Less than 10 percent of men in the study were in their 40s and 50s, too few to determine whether surgery would lower their mortality. But Andriole says if more of these men had been included in the study and followed for many more years, the data may have shown whether they benefitted from early treatment with surgery.
The study’s findings support the results of the Prostate, Lung, Colorectal and Ovarian (PLCO) cancer screening trial, which to date has shown that most cancers detected by repeated PSA screening are low risk and that annual prostate cancer screening does not reduce mortality. Andriole is leading that study and is chairman of the PLCO’s prostate cancer committee.
“The findings of these two studies should be reassuring to men with low-risk prostate cancer,” says Andriole, who also is the Robert K. Royce Distinguished Professor of Urologic Surgery. “PSA screening commonly results in the discovery of cancers that are generally not a threat to life. This ‘over diagnosis’ of non-lethal cancers is concerning in and of itself and becomes especially problematic if men with such low-risk cancers are ‘over treated’ since they are unlikely to benefit from the treatment and may experience side effects like incontinence and impotence.”
The results of both the PLCO study and the current study, called Prostate cancer Intervention Versus Observation Trial (PIVOT), were among those considered by the U.S. Preventative Services Task Force, which recently gave PSA screening a Grade D recommendation and generally discouraged its use.
The PIVOT study, led by Timothy J. Wilt, MD, at the Minneapolis Veterans Administration Health Care System, enrolled patients beginning in 1994, at the dawn of the PSA screening era. At that time, the blood test was more likely to find larger, more aggressive tumors because most men were not routinely getting annual PSA screening tests.
Indeed, only 40 percent of men in the PIVOT study had low-risk prostate tumors, defined as a PSA level of less than 10 ng/mL or a Gleason score of less than 7. In more recent years, up to two-thirds of prostate cancers detected by PSA tests are considered low-risk and not likely to cause harm, yet most of these men have receive early treatment with surgery or radiation therapy.
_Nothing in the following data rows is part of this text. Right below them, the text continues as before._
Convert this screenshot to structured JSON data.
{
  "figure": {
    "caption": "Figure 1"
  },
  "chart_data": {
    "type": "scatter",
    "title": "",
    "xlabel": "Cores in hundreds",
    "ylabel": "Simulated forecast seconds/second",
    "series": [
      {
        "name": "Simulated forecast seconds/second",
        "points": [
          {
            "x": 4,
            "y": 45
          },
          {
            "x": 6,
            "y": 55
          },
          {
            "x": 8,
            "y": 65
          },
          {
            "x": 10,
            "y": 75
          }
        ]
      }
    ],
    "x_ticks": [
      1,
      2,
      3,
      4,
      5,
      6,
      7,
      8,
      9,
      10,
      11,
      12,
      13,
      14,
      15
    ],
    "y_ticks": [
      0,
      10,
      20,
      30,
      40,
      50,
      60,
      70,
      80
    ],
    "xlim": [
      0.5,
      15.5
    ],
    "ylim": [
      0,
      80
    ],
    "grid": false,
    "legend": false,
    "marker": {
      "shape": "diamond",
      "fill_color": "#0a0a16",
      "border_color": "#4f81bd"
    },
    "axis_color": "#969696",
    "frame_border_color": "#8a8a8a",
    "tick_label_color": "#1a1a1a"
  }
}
Instead of treatment early on, Andriole says many men with low-risk prostate cancer detected by PSA screening initially can be managed with “active surveillance.” This involves periodic PSA tests and biopsies to monitor tumor growth.
“Active surveillance is apt to be better than observation or immediate treatment in most low-risk patients,” says Andriole, who follows several hundred patients at Washington University who have opted for close monitoring rather than treatment soon after their diagnosis. “We watch the PSA very closely and biopsy men periodically, so if a tumor starts growing or becomes more aggressive, we can still successfully treat it.”
Thomas Wheeler, MD, at the Baylor College of Medicine in Houston, is the study's senior author.
Wilt TJ, Andriole GA, Culkin D, Wheeler T. Radical prostatectomy versus observation for men with clinically localized prostate cancer: a randomized trial. New England Journal of Medicine
. July 18, 2012.
The research is supported by the Department of Veterans Affairs Cooperative Studies Program, the National Cancer Institute and the Agency for Healthcare Research and Quality.
Washington University School of Medicine’s 2,100 employed and volunteer faculty physicians also are the medical staff of Barnes-Jewish and St. Louis Children’s hospitals. The School of Medicine is one of the leading medical research, teaching and patient care institutions in the nation, currently ranked sixth in the nation by U.S. News & World Report. Through its affiliations with Barnes-Jewish and St. Louis Children’s hospitals, the School of Medicine is linked to BJC HealthCare.